Katya, Kenan’ın tamamlayamadığı sergiyi tamamlar. Sergi çok tahmin edildiğinden daha çok yankı uyandırarak adını unutturmayacak şekilde yazdırmayı başarıyor.


Beyoğlu Rapsodisi Kitabının Açıklaması

Dostluk… Üç farklı yaşam tarzının birleştiği bir nokta

Orta yaşı geride bırakmış, tüm yaşamları Beyoğlu’nda geçmiş üç arkadaş; Selim, Kenan ve Nihat. Selim’in ağzından dinlediğimiz hikâyede üç arkadaşın, Kenan’ın ölüm deneyiminin ardından değişen hayatları ele alınıyor. Hayatını yeniden anlamlı kılmak için çırpınan Kenan, içine girdiği çukurun farkında değildir.

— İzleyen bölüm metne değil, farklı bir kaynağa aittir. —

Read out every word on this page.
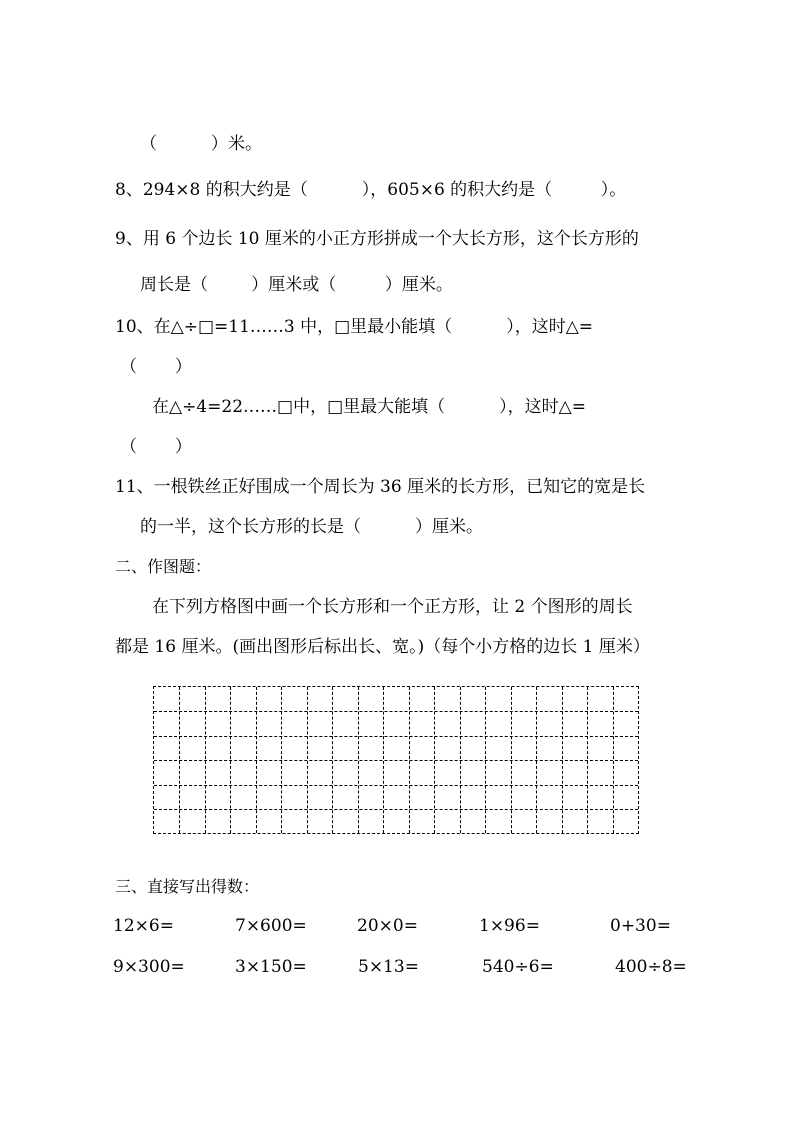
（          ）米。
8、294×8 的积大约是（          ），605×6 的积大约是（         ）。
9、用 6 个边长 10 厘米的小正方形拼成一个大长方形，这个长方形的
周长是（        ）厘米或（         ）厘米。
10、在△÷□=11……3 中，□里最小能填（          ），这时△=
（       ）
在△÷4=22……□中，□里最大能填（          ），这时△=
（       ）
11、一根铁丝正好围成一个周长为 36 厘米的长方形，已知它的宽是长
的一半，这个长方形的长是（          ）厘米。
二、作图题：
在下列方格图中画一个长方形和一个正方形，让 2 个图形的周长
都是 16 厘米。(画出图形后标出长、宽。)（每个小方格的边长 1 厘米）
三、直接写出得数：
12×6=	7×600=	20×0=	1×96=	0+30=
9×300=	3×150=	5×13=	540÷6=	400÷8=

Beyoğlu’nda bir gayya kuyusu

Beyoğlu Rapsodisi yıllarca çekilmiş birçok fotoğrafın üst üste geçmiş bir hali adeta, sürekli kendini yenileyen Beyoğlu’nun santim santim çekilmiş dinamik bir panoraması. Ahmet Ümit İstiklal Caddesi’nin orta yerinde duran, üstünden atlayıp geçtiğimiz, sırlar ve acılarla dolu bir gayya kuyusunu başarıyla tasvir ediyor.

Burada öyle bir büyü vardı ki, şu anda benim yaptığım gibi, olanları sadece izlemekle yetinseniz bile, oyunun bir parçası olmaktan kurtulamazdınız. Çünkü bu caddeye adım atmak, bu sahnenin bir parçası olmayı kabul etmek demekti.